Tu sei un albero femmina
e hai ospitato molteplici nidi
e hai disfatto molteplici nidi
per la tua chioma emancipata, s’intende
piace tendere sempre all’azzurro
verso un cielo sempre mobile sempre più in là
cambiare foglie ad ogni stagione
cambiare comunque
piace stare a braccetto in disparte
muovere labbra stendere rossetto
piace dire se fossimo zingare
se fossimo thelma e louise
piace muovere montagne e maometto
procedere in ordine sparso
far finta di essere balenghe
far finta dolcezza
tu sei un gioiello femmina
te lo metti al dito il dolore
poi metti la coda a pavone
per gli ospiti uccelli.
Siate voi maestosa natura
una sciantosa lucentissima
matrona potentissima
che tutto inseminate
con la concimaia degli eventi.
Siate sempre di cervello fino attenta
a chi vi sgarba a chi crede di
scavalcare la vostra portata.
Siate femmina scandalosa siate
a tutti in bocca siate sempre
di sostanza siderale governante
del sublime e del normale.
Siate capricciosa e riposate qualche volta
prendetevi una stagione e celebratela
a briglia sciolta.
Abbiate doglie mal di capo
e lasciate pure a noi
una goliardica ignoranza
l'insulsa pretesa di domarvi
senza creanza.
Antonio Pane, Caffe’Michelangiolo, 2001.
Gabriella Viotto “Scrive, si può dire, da sempre: a raffiche, a intermittenze non provocate né artificialmente protratte, quasi adempiendo a un ordine di cui ignora l’origine o il fine.

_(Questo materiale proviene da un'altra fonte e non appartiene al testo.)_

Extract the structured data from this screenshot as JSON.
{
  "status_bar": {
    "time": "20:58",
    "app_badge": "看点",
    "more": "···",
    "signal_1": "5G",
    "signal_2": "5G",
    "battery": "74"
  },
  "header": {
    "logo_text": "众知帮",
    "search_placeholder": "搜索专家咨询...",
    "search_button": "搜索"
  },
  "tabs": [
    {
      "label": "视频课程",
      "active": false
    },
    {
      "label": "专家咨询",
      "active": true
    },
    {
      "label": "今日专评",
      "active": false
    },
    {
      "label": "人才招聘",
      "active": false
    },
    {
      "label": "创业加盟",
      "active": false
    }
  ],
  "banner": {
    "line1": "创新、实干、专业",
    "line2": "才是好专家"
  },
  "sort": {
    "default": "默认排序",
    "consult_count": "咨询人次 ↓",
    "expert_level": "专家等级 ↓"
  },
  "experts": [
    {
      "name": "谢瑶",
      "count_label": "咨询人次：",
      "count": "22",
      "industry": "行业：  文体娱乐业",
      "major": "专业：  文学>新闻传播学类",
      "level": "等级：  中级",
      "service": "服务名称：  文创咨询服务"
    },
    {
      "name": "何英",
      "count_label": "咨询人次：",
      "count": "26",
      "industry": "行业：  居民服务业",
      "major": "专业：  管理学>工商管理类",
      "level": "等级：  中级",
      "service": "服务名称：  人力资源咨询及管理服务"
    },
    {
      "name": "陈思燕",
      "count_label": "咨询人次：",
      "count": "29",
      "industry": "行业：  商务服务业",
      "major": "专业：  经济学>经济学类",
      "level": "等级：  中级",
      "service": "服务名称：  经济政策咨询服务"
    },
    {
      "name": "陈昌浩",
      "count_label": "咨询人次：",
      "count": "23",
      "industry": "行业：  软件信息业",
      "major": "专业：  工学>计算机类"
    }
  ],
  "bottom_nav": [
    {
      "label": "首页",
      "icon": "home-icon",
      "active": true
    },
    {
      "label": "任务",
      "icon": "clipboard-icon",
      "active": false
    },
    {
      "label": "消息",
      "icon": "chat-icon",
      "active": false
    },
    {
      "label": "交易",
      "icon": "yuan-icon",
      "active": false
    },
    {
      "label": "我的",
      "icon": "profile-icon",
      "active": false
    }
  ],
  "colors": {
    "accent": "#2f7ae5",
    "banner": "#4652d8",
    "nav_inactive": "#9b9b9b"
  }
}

La sua prima persona è tutto meno che rivendicazione autobiografica: è furore di mente assediata da un flusso biologico che cerca di venire alla luce; ed insieme risposta perentoria, dettata da una regale, siderea distanza. La scrittura che la pronuncia, come quella di Sandro Penna o di Anna Maria Ortese, non ha antecedenti, non ha sviluppi. Sempre uguale a se stessa, priva di strumentazioni tecniche (non saprebbe che farsene) non deve inventarsi, di volta in volta, uno stile: i comandi della grazia non sanno nemmeno distinguere tra prosa e poesia.”
Gabriella Viotto
Scrivo per necessità da quando ero bambina. Ho pubblicato tre raccolte di poesie su www.ilmiolibro.it. Alcune mie poesie sono apparse sulle riviste “Regioni Panorama” ( scomparsa) e “Caffè Michelangiolo” e su una Antologia edita da Aletti Editore.
Le fotografie sono a cura dell'autrice.